Technological Artifact: Wyatt Nevins

I picked a video game for one of the most recent consoles. Video games are important to me and my generation for a few reasons. Our generation is the first generation to make video games a common medium alongside movies and television shows. Video games are also the first truly interactive medium where the player can directly affect what occurs on screen. Dozens of eSports, content creators and businesses  revolve around the production and promotion of video games. They’re a revolutionary platform that are only going to become more common and widespread in years to come.

Personally, I grew up with video games. Either flash, gameboy or on my PC I’d always be playing something. It’s interesting to see the evolution of how games are played over the years. Where as games used to require a console to be played now the vast majority of people play games on their phones and tablets, technology that was designed with gaming as a secondary function.


Xcom 2 being inserted into a PS4 – Wyatt Nevins, August 27th, 2018

While I haven’t been playing as much as I did when I was younger, I still game. Mostly casual games on my phone like the majority of the world. However I still occasionally hop on with some buddies from high school and catch up over a game of Titanfall or Xcom. This is another reason why I picked this artifact – games have become social activities, a substitute for catching up on the phone or facetime.

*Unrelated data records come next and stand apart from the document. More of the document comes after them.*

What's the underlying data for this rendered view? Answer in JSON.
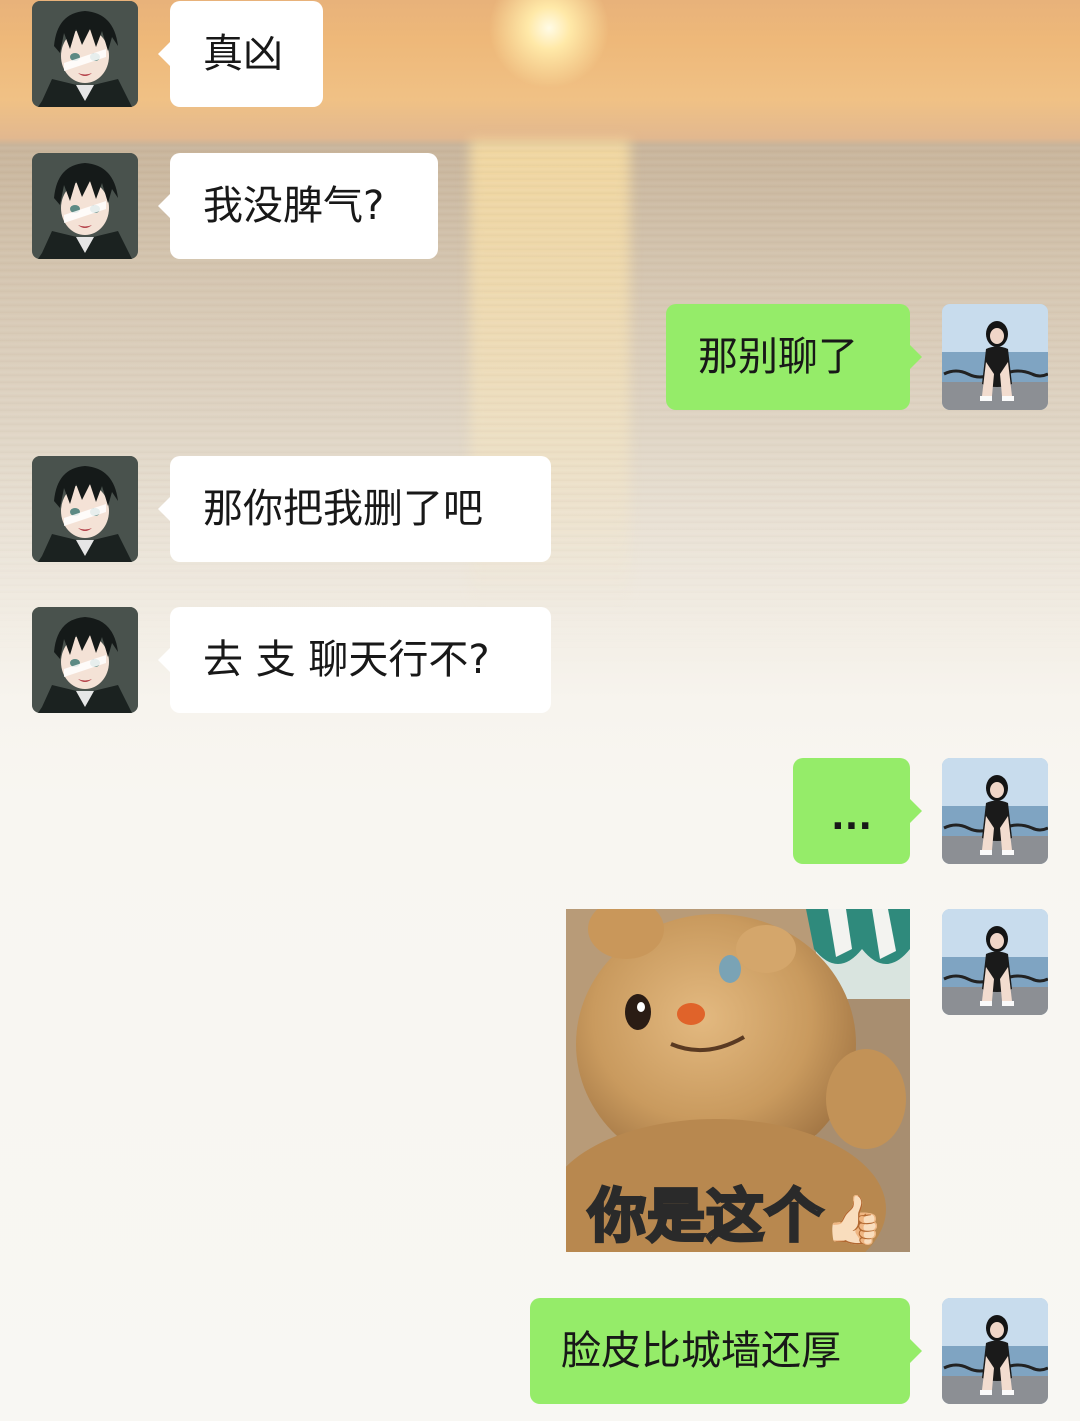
{
  "conversation": {
    "messages": [
      {
        "side": "left",
        "type": "text",
        "text": "真凶"
      },
      {
        "side": "left",
        "type": "text",
        "text": "我没脾气?"
      },
      {
        "side": "right",
        "type": "text",
        "text": "那别聊了"
      },
      {
        "side": "left",
        "type": "text",
        "text": "那你把我删了吧"
      },
      {
        "side": "left",
        "type": "text",
        "text": "去 支 聊天行不?"
      },
      {
        "side": "right",
        "type": "text",
        "text": "..."
      },
      {
        "side": "right",
        "type": "sticker",
        "caption": "你是这个",
        "emoji": "👍🏻",
        "icon": "teddy-bear-thumbs-up-sticker"
      },
      {
        "side": "right",
        "type": "text",
        "text": "脸皮比城墙还厚"
      }
    ]
  },
  "colors": {
    "bubble_self": "#95ec69",
    "bubble_other": "#ffffff",
    "text": "#181818"
  },
  "icons": {
    "other_avatar": "anime-boy-avatar",
    "self_avatar": "girl-photo-avatar"
  }
}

This is both a necessary and growing function of video games, and yet another reason why they will continue to rise in prevalence.

As time goes on physical discs like this one will be less common as digital downloads become the primary method of accessing games. However, gaming has it’s roots in physical discs, cartridges and CD’s. Archives like the MLA will have these video games in the near future to record this pivotal point in media history. Without these important pieces of history we’d never have gaming as it is today – digital, mobile and available.